The State Bank of India or SBI raised its marginal cost of lending rate (MCLR) by 10 basis points across all mandates. The new rates will come into effect on Sunday, May 15. This is the second rate hike by the public lender in the past month. Following the revision of the rates, it is necessary to pay more for the assimilated monthly payment (EMI) for the mortgages and the personal loans.
With the latest MCLR rate hike, the SBI overnight, one-month and three-month MCLR rate now stands at 6.85%. It was 6.75% earlier. MCLR for six months, went from 7.05% to 7.15%. Similarly, the one-year MCLR was increased to 7.2% from 7.10%. The MCLR for two years went from 7.3% to 7.4%. The loan rate for a three-year term has been reduced from 7.4% to 7.5%.
What is MCLR?
Introduced by the Reserve Bank of India (RBI) in 2016, the MCLR or Marginal Cost of Funds Lending Rate is an internal benchmark interest rate allowing banks to offer loans at a competitive and transparent rate. Simply put, the MCLR is the minimum interest rate that banks are allowed to lend to their customers. It is usually calculated based on the term of the loan or the period in which a borrower must repay the loan. Banks also consider the cash reserve ratio, marginal cost of funds, maturity premiums, and the cost of operating the bank when deciding on MCLR rates. Lenders generally review the MCLR on a monthly basis.
Why Banks Increase MCLR
The central bank recently raised the repo rate by 40 basis points or 4.40% at an off-cycle meeting to manage soaring inflation. Following the rise in the repo rate, several public and private sector banks are increasing their MCLR. Lenders started increasing the MCLR in anticipation of the repo rate hike ahead of the official RBI announcement given the 17-month inflation figures in March 2022. The MCLR will continue to increase as the rise in the repo rate has pushed up the cost of funds for banks.

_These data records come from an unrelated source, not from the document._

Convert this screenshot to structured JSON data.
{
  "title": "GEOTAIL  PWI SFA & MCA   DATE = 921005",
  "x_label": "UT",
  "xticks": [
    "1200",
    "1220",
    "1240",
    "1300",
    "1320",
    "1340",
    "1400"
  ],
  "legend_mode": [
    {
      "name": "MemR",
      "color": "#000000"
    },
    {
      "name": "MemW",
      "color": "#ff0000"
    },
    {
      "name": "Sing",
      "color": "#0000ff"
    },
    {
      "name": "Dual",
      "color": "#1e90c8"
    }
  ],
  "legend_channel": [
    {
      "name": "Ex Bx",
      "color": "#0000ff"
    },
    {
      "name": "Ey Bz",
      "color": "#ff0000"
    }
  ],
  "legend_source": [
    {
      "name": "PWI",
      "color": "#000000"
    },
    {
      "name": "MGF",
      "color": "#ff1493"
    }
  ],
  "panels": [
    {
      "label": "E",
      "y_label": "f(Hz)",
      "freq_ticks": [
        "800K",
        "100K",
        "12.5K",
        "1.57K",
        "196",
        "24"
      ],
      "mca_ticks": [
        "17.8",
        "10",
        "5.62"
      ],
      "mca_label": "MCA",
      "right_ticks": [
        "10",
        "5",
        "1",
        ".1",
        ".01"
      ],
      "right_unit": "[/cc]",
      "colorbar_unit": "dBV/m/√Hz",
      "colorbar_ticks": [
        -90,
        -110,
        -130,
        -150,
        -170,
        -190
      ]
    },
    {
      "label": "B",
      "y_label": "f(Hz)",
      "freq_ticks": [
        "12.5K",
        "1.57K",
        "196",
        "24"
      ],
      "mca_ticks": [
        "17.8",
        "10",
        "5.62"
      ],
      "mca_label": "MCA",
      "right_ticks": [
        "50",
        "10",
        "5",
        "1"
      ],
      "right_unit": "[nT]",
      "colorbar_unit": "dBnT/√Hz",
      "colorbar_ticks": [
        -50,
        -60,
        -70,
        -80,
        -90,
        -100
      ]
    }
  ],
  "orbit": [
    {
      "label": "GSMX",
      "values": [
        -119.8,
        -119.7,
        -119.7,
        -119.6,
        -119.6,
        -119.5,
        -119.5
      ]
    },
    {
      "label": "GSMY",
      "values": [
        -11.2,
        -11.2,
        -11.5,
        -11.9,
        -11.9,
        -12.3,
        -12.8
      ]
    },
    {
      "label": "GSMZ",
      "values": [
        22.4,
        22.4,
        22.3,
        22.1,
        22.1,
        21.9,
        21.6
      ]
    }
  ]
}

SBI MCLR Hike: What It Means For SBI Borrowers
After the rise in MCLR by SBI, interest rates for personal loans, home loans and car loans are expected to rise. This decision will affect those with variable rate loans, not fixed interest rate loans. “Any changes to the MCLR would have a direct impact on the cost of loans such as EMIs. EMI is directly proportional to MCLR. The higher the MCLR, the higher the EMIs to be paid by borrowers,” said Pramod Kathuria, Founder and CEO of Easiloan.
Rising interest rates will help the bank support its short-term margins, SBI Chairman Dinesh Kumar Khara said when announcing quarterly results last week.